Gli uccelli in copertina deragliano e svolazzano sull’amabile sfondo azzurro, le arie introduttive meditano riflessioni tra jazz, post e sperimentalismi, e le note di stampa accompagnano il fondale dell’opera esplicando il tutto.
La sigla Brokeback è un progetto a due: i tizi in questione sono nientepocodimeno che Douglas McCombs e Noel Kupersmith, entrambi degni di un curriculum per nulla indifferente.
La lista comprende Tortoise, Eleventh Dream Day e Chicago Underground duo, e quando si passa alle guest dell’occasione compaiono prima membri dei sopracitati ensemble (dice niente John McEntire?) e poi, a tinte dolci, le voci di Mary Hansen e Laetitia Sadier degli Stereolab.
La natura di progetto aperto ha reso sempre più policromo e variegato il modo di comporre: dopo la pubblicazione di due album in cui la responsabilità compositiva rimaneva ben salda nella mani di McCombs, i contributi creativi si sono moltiplicati concedendo ampi ventagli da sfruttare.
Il filo conduttore sembra affidarsi ad un approccio insieme minimale eppure sfaccettato, costruito sulla perizia del cesello, combinando i tasselli.
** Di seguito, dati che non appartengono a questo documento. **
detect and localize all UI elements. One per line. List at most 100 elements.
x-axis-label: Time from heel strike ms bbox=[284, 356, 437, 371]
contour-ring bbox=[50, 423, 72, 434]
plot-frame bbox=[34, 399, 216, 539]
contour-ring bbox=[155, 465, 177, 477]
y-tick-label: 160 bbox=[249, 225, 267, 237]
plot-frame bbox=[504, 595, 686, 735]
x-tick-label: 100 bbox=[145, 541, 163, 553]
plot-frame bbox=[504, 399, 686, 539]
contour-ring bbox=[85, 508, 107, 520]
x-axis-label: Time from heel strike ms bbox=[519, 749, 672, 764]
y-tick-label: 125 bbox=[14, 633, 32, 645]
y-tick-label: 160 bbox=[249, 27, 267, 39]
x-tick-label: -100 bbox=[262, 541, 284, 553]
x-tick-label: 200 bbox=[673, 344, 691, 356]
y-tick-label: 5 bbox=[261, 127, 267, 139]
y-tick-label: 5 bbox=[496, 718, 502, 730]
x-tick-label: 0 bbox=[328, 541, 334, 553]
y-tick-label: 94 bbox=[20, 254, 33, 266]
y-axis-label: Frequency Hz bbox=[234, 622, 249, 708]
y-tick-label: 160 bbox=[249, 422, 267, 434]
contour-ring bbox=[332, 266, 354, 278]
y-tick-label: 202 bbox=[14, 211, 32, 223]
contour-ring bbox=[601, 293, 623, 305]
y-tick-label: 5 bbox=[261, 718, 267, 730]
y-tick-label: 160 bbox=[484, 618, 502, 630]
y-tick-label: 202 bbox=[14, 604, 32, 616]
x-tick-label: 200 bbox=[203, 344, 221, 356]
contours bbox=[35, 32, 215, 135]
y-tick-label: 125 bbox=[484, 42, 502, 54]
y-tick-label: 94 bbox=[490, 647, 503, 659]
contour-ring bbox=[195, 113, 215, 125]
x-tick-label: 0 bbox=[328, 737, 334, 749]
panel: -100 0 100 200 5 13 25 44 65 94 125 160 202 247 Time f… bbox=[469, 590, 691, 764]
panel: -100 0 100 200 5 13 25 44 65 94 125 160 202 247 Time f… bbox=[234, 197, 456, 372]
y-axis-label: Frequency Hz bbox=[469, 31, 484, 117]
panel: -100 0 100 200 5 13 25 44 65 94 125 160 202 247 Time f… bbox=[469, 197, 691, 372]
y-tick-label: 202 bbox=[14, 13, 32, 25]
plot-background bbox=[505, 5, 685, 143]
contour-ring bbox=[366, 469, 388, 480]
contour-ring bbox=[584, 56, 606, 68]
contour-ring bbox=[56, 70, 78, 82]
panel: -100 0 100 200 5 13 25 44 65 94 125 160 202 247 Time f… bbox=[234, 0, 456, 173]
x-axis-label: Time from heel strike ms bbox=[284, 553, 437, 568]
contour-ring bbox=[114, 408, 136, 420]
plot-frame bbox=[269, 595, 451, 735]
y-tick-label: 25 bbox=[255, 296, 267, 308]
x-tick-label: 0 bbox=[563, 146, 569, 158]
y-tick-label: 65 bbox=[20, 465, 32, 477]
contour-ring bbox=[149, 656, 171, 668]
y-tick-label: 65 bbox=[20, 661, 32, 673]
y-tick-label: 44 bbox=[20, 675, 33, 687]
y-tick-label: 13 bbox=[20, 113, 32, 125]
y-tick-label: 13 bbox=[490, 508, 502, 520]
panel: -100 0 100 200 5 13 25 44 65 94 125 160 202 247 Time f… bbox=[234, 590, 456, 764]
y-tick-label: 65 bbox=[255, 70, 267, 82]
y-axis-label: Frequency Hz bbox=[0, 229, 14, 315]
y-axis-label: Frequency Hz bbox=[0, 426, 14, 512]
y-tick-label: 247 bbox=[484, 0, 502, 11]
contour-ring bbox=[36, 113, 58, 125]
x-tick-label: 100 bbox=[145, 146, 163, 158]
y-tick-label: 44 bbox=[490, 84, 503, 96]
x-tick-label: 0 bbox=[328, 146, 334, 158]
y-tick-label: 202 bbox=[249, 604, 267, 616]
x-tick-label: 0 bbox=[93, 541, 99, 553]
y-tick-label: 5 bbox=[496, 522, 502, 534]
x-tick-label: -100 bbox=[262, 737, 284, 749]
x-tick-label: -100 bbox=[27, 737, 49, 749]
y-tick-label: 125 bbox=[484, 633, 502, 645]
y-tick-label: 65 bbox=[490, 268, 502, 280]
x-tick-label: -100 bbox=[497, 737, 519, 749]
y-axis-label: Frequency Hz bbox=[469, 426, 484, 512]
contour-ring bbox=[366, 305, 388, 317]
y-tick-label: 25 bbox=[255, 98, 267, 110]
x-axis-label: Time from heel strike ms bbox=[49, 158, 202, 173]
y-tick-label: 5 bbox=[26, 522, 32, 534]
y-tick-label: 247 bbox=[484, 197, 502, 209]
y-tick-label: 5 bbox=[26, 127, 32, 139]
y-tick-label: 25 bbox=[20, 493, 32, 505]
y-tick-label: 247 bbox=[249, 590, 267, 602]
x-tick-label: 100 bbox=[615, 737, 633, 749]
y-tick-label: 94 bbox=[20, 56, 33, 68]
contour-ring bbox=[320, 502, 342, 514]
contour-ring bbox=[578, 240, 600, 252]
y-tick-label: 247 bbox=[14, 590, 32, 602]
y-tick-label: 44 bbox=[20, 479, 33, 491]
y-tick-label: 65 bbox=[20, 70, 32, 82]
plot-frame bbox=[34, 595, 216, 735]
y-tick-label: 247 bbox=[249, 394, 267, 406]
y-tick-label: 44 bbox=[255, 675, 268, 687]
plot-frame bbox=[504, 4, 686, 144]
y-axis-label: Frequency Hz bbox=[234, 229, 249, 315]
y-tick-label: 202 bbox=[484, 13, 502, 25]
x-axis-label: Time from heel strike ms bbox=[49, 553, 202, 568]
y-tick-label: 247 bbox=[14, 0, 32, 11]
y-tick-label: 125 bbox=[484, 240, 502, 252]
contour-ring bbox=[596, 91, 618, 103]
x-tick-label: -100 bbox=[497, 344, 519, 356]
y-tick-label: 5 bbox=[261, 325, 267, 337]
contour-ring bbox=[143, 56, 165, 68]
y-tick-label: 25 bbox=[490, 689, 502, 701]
Gli organi e le delicatezze percussive trascinano in modo lento e avvolgente, come in “The suspension bridge at Iguazù falls”. Nel sottile crescendo glitch di “The wind-up bird” affiorano originali, studiate propensioni ambient. L’equilibrio dell’amalgama conserva un profilo semitonale, preferendo insinuarsi nei dettagli piuttosto che sciorinare facili melodie. Non è un disco di fragori, né di rumori: preferisce il gusto dell’incanto, affidandosi alla voce suadente di Mary Hansen.
“In the reeds” scivola sulle sue corde, cullate dall’organo di Aky Tsuyuko. I fili struggenti della sua voce riempiono le ampie volte lasciate dai bassi in equilibrio con percussioni ben coordinate, nella densità di “Name’s Winston, friends call me James”, resa perfettamente incantata dal controcanto di Laetitia.
Il corno di Rob Mazurek, ennesimo pezzo del puzzle sonoro e già membro del Chicago Underground Duo insieme al batterista Chad Taylor, chiude con “Pearl’s dream”, insieme alle ultime, eteree desolazioni vocali della Hansen, tristemente scomparsa da lì a poco.